Today, the Mills Administration also announced the following fifteen individuals will serve as members of the PFAS Fund Advisory Committee:
- Committee chairs: Senator Stacy Brenner (D-Cumberland) and Representative Jessica Fay (D-Casco, Poland, and Raymond)
- Senator Rick Bennett (R-Oxford)
- Representative Randy Hall (R-Wilton)
- Amanda Beal, DACF Commissioner
- Melanie Loyzim, Maine Department of Environmental Protection (DEP) Commissioner
- Nirav Shah, Maine Center for Disease Control and Prevention (CDC) Director
- Diane Rowland, University of Maine College of Natural Sciences Maine Agricultural and Forest Experiment Station Dean
- Sherry Hamil, U.S. Department of Agriculture Farm Service Agency State Executive Director
- Rebecca Boulos, Maine Public Health Association Executive Director
- Jenni Tilton Flood, Flood Brothers Farm
- Steve Crane, Crane Brothers Farm
- Jim Buckle, The Buckle Farm
- Katia Holmes, Misty Brook Farm
- Adrienne Lee, New Beat Farm
“PFAS contamination is a major issue for Mainers, especially our farmers. Thankfully, Maine is leading the way in addressing this problem head-on,” said Sen. Stacy Brenner, who co-owns and operates Broadturn Farm. “I’m incredibly proud of all the work the Maine legislature accomplished this session to stop the proliferation and spread of PFAS and invest in PFAS mitigation — including the PFAS fund.”

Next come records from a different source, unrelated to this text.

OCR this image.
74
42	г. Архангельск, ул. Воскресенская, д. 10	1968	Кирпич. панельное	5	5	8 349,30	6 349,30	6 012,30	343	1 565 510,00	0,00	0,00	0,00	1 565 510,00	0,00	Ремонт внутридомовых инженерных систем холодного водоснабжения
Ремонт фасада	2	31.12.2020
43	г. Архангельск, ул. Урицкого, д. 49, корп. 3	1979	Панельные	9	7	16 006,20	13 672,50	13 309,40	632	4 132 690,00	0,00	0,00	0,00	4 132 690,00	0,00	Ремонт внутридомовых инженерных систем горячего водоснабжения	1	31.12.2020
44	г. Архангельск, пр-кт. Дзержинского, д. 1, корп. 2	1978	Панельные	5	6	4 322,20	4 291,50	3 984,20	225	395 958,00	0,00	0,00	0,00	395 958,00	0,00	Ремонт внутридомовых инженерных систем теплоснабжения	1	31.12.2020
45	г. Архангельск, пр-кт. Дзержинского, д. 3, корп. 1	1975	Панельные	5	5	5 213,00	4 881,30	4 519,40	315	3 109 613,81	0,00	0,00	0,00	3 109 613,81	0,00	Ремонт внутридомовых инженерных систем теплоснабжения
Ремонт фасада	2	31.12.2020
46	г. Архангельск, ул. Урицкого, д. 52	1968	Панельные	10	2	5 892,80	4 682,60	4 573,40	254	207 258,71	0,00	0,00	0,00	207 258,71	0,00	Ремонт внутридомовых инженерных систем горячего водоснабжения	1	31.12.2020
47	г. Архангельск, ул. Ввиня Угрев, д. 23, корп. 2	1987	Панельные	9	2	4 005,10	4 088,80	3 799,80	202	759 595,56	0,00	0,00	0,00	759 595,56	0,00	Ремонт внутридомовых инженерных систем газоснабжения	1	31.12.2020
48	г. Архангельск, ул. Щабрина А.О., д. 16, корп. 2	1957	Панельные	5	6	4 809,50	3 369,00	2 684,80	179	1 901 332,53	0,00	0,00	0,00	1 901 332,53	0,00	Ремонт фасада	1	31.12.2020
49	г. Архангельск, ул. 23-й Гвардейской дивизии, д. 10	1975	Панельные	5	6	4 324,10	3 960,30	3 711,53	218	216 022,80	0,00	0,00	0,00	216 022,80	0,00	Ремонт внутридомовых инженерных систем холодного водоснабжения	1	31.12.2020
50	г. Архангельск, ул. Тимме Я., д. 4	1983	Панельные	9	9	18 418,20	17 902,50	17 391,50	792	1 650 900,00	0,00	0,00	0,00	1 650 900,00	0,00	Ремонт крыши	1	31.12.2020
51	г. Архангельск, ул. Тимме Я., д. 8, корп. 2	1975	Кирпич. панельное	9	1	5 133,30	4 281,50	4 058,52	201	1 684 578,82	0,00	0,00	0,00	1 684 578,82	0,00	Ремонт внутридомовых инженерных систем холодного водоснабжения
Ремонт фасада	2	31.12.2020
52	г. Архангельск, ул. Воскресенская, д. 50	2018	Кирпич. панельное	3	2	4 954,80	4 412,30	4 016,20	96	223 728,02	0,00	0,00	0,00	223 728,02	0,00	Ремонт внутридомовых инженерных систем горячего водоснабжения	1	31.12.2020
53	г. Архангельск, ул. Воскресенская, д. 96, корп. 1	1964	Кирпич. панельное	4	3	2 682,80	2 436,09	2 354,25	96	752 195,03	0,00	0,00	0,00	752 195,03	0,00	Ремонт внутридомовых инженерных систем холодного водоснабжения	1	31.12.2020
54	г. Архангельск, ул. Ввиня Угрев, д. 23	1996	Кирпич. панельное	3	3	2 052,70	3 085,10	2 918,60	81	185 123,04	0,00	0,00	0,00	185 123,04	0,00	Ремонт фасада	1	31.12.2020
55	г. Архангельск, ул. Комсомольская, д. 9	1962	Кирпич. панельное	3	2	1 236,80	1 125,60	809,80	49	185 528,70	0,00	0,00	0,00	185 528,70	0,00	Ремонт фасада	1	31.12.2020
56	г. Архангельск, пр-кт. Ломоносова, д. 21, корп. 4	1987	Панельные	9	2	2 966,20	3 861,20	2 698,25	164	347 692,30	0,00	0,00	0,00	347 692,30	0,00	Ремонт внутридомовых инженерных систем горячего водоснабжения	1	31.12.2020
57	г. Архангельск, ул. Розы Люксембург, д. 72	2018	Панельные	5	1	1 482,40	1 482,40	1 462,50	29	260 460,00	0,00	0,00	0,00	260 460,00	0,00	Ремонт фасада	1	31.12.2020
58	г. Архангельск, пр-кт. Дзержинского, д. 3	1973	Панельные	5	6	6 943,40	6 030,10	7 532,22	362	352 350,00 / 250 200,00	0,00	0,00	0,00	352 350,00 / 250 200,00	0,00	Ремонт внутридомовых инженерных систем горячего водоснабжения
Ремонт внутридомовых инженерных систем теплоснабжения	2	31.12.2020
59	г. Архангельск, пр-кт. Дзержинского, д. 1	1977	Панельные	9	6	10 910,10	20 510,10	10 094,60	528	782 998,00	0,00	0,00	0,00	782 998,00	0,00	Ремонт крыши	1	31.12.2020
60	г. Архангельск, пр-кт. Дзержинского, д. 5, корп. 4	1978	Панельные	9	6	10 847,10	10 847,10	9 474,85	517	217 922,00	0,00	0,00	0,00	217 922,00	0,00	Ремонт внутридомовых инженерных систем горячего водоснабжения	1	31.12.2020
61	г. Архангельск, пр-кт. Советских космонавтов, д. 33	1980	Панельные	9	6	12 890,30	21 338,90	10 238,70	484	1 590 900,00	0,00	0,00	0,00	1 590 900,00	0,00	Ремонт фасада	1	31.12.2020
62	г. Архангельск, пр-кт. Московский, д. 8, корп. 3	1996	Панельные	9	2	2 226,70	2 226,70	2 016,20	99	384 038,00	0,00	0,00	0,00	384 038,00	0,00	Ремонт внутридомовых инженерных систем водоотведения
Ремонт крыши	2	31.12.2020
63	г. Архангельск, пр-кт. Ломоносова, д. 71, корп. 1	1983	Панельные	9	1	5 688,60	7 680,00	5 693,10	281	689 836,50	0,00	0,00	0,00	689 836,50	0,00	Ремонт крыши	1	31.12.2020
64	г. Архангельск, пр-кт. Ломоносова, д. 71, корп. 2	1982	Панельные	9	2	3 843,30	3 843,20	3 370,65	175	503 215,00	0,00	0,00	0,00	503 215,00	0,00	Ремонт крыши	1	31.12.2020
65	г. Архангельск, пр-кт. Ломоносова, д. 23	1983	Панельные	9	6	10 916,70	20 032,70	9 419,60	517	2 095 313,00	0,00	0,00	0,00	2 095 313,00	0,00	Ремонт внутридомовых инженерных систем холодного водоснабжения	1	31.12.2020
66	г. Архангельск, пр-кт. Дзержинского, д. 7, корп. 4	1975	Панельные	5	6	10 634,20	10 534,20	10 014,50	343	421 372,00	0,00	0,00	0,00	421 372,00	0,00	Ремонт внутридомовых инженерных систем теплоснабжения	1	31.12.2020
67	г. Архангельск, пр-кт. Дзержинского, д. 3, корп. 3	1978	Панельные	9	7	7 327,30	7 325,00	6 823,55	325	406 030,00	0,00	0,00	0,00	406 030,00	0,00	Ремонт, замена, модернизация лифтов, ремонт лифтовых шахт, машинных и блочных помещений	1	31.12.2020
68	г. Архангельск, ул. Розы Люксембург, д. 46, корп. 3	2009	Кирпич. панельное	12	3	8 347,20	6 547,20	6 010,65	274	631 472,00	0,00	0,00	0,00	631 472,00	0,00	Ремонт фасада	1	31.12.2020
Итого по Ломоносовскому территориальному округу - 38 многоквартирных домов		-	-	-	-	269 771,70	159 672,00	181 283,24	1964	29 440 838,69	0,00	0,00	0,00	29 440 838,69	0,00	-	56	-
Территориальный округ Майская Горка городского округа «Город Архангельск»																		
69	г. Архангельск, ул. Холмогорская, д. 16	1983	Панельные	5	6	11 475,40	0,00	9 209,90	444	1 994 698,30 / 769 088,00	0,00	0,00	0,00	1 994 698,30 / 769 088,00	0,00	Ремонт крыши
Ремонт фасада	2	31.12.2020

“Maine is on the leading edge of the nationwide PFAS contamination crisis. A big part of that must be addressing farmer needs,” said Rep. Jessica Fay. “Affected Maine farmers’ livelihoods and well-being are of the greatest importance. This process will take time and patience, but an excellent team with diverse knowledge and backgrounds is committed to the work.”
The PFAS Fund Advisory Committee was assembled following the representation requirements described in LD 2013. The PFAS Fund Advisory Committee will meet for orientation in October 2022 and begin holding regular working meetings in November.
Under the leadership of the Governor, Maine established a PFAS Task Force in early 2019 and has since taken decisive action to address PFAS contamination, including:
- Securing $30 million for PFAS remediation, which includes $10 million to help farmers impacted by PFAS, $15 million to provide safe drinking water, $5 million for environmental testing, and $5 million for managing PFAS-contaminated waste;
- Securing $5 million to address PFAS through the Maine Jobs and Recovery Plan;
- Securing $9.3 million to address PFAS through the Fiscal Year 2022-2023 supplemental budget;
- Securing $60 million to create a PFAS Trust Fund;
- Establishing drinking water standards for PFAS;
- Establishing containment and reporting requirements for firefighting foam containing PFAS;
- Installing more than 200 drinking water treatment systems;
- Establishing wastewater sludge testing requirements and eliminating land spreading of PFAS contaminated sludge;
- Establishing screening levels for PFAS in soil, wastewater, fish tissue, and milk, and;
- Expanding the statute of limitations for Maine citizens to file claims for PFAS contamination.
Under the Mills’ Administration, Maine has dedicated more than $100 million over the past two years to address PFAS impacts on Maine’s farmers and communities.